My friend just sorta nudged me and asked if i was alright and i. I’m not. i’m in shock. goddamn. what?
BODY COUNT: 3
goodness thats three in like less than thirty seconds JESUS CHRIST
“HAMLET: Heaven make thee free of it! I follow thee.I am dead, Horatio.” that’s chilling. just, the poignancy. that’s so fucking spectral. i’m not okay.

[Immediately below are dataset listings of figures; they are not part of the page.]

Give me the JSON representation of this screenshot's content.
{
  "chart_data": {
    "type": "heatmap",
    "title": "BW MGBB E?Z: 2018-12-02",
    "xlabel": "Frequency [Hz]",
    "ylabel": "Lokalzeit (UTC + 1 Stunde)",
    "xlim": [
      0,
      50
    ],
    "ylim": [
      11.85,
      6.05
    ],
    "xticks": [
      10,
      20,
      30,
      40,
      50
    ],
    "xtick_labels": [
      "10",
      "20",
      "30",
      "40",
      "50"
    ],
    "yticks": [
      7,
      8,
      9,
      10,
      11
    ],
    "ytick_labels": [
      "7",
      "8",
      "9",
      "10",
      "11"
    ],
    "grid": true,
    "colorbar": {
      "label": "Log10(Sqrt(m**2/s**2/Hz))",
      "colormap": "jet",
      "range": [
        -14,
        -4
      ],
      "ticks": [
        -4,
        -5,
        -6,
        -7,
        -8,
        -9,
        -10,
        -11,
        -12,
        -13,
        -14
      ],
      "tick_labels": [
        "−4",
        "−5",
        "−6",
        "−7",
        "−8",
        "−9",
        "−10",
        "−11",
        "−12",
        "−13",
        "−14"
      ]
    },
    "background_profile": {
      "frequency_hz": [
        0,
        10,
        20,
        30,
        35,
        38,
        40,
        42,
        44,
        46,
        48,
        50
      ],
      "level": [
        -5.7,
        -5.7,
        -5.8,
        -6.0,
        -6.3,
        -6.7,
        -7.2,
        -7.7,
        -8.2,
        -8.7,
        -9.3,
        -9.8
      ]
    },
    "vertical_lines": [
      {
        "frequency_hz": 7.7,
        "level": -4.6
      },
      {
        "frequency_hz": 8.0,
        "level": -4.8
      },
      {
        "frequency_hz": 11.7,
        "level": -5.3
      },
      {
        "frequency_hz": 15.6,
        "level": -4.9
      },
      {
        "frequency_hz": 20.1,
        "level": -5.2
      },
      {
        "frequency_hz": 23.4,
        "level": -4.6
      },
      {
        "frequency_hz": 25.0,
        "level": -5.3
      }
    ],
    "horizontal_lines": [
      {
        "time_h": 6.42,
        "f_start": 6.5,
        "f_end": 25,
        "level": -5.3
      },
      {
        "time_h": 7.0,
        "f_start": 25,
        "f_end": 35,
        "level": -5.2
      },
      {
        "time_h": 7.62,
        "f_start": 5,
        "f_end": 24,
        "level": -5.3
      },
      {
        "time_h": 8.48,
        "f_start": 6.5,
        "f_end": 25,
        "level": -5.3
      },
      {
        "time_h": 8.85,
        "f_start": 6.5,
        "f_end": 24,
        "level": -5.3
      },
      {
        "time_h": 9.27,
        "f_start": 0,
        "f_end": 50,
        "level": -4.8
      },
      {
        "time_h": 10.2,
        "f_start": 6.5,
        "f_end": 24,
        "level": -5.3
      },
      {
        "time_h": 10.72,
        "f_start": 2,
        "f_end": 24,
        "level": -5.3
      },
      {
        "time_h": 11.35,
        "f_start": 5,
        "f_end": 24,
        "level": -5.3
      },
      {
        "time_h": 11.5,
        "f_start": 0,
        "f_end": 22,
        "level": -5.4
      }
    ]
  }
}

“HORATIO: Never believe it: I am more an antique Roman than a Dane: Here's yet some liquor left.” No no no on no nononon NO NO oh my god are you going to-
“HAMLET: As thou'rt a man, Give me the cup: let go; by heaven, I'll have't. … If thou didst ever hold me in thy heart Absent thee from felicity awhile, And in this harsh world draw thy breath in pain, To tell my story.” hey i’m crying in study hall. i’m actually crying. what the fuck. I don’t cry unless i’m thinking about that one pair of 18th century shoes with the really good photo quality (transcribing-antares here. I fucking love those shoes. I’m looking at them right now and they’re so fucking beautiful. they look how velvet feels, which is odd, bc they're apparently silk. I don’t care they’re just so fucking lovely)
F O R T I N B R A S?
“HAMLET: O, I die, Horatio; The potent poison quite o'er-crows my spirit.” I’ve identified my emotion. Dread. pure, unadulterated Dread.
for all of you that’ve listened to the penumbra podcast: do you remember the concierge, right before final resting place, saying “you do realize you can just like, leave, and everything will be hunky dory and you won’t have to deal with the emotional consequences this episode will bring you” because i’m seriously considering doing that right now.
“HAMLET: The rest is silence. (Dies)” shit. (posting-antares here to say that i forgot to do the body count but honestly im crying while formating because of this goddamn fucking 400 year old play)
“HORATIO: Now cracks a noble heart. Good night sweet prince…” oh god. horatio.
“Good night sweet prince…”
(yet again tis transcribing-antares here to say that im fucking sobbing right now, the shoes are no match for this, and ‘goodnight sweet prince’ is actually never going to leave my head.) (editing-antares here to say im fucking crying again god fucking damn it) (posting-antares back again saying that this fucking line. this line. my god.)
“HORATIO: What is it ye would see? If aught of woe or wonder, cease your search.” oh, horatio. god. that isn’t something said without tears staining your skin and a bitter tone hard-won, not that its possession is a victory.
oh my god. this can’t. no. this can’t end like this. What. no. people must have rioted. No. no!!
i typically hate it but i would GLADLY accept a deus ex machina right about now!!
okay my friend just took my phone away from me and shut it off because i kept on trying to scroll past the end
jesus christ
okay so i’m not going to be okay for like, several eternities, so im going to play the sims until i. until i die, probably. my god.